Un vrai mouvement, très concret.

Tout cela pourrait permettre de restructurer un quartier très central, situé en bordure du centre-ville et à quelques minutes à pied de deux stations de métro.

« Ce qui est appréciable, c’est qu’il y aura des projets livrés chaque année, en 2025, 2026, 2027, 2028 », m’a fait remarquer Alain Milette, directeur du développement et des projets chez GGC. Cela va vraiment apporter de la vitalité au secteur. »

Dans cette même veine positive, la Ville de Montréal annoncera prochainement l’identité du groupe retenu pour réaménager l’îlot Voyageur. Le projet, à cheval sur le Village et le Quartier Latin, devrait compter au moins 700 logements – dont les occupants seront des clients potentiels pour les entreprises locales.

Malgré la promesse de lendemains plus ensoleillés, nous ne pouvons pas minimiser les problèmes qui affligent encore le Quartier latin, me fait remarquer Christian Yaccarini, président-directeur général de la SDA.

Parmi ceux-ci : le faible intérêt de nombreux commerces qui y ont pignon sur rue, comme toutes ces enseignes de grande distribution. restauration rapide. « L’enjeu, c’est le cadre commercial : qu’offre-t-on, et comment rapprocher les différentes clientèles, y compris sur la problématique de l’itinérance ? »

L’autre problème est celui dont je vous ai parlé au début : le manque de coordination dans les travaux routiers.

Le directeur général de la Société de développement commercial (SDC) du Quartier Latin, Julien Vaillancourt Laliberté, m’a donné un exemple frappant. La veille de sa conférence de presse pour dénoncer la fermeture impromptue de la rue Saint-Denis à l’angle de la rue Ontario, les commerçants apprenaient que la Ville fermerait également l’intersection Saint-Laurent-Ontario… jusqu’au 31 mars !

Comment les gens vont-ils faire pour venir dans le quartier ? Il y a eu des troubles intéressants au cours de la dernière année, mais pourquoi la main gauche ne parle-t-elle pas à la main droite ?
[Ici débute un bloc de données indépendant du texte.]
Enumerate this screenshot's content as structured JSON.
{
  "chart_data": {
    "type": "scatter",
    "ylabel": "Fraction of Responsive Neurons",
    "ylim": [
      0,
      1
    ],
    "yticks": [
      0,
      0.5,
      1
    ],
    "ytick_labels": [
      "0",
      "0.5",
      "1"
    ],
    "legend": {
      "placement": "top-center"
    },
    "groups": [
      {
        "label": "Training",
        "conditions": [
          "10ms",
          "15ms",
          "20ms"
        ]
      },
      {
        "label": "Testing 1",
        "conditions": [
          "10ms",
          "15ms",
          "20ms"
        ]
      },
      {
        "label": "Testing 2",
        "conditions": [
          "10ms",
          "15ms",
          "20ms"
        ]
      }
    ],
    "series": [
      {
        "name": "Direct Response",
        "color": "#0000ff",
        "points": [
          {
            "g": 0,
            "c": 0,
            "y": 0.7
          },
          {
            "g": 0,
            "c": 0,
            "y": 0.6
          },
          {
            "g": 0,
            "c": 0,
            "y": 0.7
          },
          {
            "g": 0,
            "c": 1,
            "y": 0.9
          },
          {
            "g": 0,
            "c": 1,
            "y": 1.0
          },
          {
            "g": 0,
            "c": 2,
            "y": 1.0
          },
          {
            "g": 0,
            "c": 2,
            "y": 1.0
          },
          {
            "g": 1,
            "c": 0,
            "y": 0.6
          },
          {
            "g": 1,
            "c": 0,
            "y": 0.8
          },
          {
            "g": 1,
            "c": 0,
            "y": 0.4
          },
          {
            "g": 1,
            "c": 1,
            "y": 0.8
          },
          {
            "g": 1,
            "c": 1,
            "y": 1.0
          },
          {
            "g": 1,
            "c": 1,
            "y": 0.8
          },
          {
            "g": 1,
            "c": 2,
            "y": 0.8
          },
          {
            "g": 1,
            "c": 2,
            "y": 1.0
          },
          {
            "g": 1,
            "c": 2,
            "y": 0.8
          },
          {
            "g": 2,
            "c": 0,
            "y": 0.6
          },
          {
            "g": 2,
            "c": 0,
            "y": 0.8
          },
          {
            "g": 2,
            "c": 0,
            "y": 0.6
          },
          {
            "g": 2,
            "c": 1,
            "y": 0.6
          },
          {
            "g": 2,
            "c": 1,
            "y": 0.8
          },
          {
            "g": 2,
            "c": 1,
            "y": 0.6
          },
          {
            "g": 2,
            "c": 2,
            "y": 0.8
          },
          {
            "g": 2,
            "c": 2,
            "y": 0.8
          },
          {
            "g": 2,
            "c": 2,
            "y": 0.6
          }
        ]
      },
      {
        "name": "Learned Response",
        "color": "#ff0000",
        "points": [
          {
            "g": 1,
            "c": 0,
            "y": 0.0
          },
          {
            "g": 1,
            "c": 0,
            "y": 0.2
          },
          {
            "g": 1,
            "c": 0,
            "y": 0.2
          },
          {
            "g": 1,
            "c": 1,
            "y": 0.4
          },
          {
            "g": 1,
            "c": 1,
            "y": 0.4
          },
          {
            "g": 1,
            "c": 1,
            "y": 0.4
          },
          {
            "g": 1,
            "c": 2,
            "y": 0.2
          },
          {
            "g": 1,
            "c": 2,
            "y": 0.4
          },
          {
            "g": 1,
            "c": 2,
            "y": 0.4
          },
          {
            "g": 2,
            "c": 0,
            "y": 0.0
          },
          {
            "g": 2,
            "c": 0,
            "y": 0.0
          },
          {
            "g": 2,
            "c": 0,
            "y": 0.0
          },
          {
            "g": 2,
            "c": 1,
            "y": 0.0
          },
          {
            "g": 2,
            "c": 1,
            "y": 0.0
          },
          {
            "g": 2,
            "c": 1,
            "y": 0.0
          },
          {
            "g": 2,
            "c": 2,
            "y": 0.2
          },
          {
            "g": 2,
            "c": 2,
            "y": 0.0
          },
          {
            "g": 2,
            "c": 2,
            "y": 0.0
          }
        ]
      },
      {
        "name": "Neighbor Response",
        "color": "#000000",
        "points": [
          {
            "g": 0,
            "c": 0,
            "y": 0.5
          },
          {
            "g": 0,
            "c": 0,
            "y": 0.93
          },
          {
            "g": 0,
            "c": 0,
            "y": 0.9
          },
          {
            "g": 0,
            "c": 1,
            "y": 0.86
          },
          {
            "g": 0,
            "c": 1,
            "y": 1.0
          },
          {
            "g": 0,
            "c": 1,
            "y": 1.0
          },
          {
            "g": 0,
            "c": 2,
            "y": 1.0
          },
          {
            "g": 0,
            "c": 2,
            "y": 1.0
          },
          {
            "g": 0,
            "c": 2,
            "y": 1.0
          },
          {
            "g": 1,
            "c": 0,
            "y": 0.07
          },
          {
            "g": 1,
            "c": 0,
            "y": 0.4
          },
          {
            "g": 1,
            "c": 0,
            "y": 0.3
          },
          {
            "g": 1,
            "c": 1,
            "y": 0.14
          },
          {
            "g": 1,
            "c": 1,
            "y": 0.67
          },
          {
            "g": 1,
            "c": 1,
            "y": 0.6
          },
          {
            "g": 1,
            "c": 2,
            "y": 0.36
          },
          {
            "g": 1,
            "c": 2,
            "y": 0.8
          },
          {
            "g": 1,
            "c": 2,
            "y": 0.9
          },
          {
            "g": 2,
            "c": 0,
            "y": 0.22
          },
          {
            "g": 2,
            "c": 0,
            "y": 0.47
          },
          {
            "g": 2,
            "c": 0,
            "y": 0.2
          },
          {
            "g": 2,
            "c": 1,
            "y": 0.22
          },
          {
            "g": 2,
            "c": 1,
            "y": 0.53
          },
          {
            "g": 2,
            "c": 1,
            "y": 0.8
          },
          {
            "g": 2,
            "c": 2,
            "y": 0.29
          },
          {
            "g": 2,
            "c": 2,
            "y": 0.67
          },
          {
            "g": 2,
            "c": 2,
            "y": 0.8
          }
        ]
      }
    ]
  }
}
Julien Vaillancourt Laliberté, general director of the Latin Quarter SDC

Selon une étude de la DDC, la circulation piétonne a augmenté de 16% en décembre dernier dans le Quartier Latin, par rapport à l’année précédente.

Après mon verre du jeudi après-midi à L’Île Noire, je suis revenu rue Saint-Denis vendredi soir et ça se sentait. Il y avait du monde et certains restaurants étaient bondés.

Dans ce contexte d’amélioration, les commerçants sont en droit de demander à la Ville de redoubler d’efforts pour ne pas nuire à la relance.

Laissez-la coordonner ses chantiers et vider les poubelles, au minimum.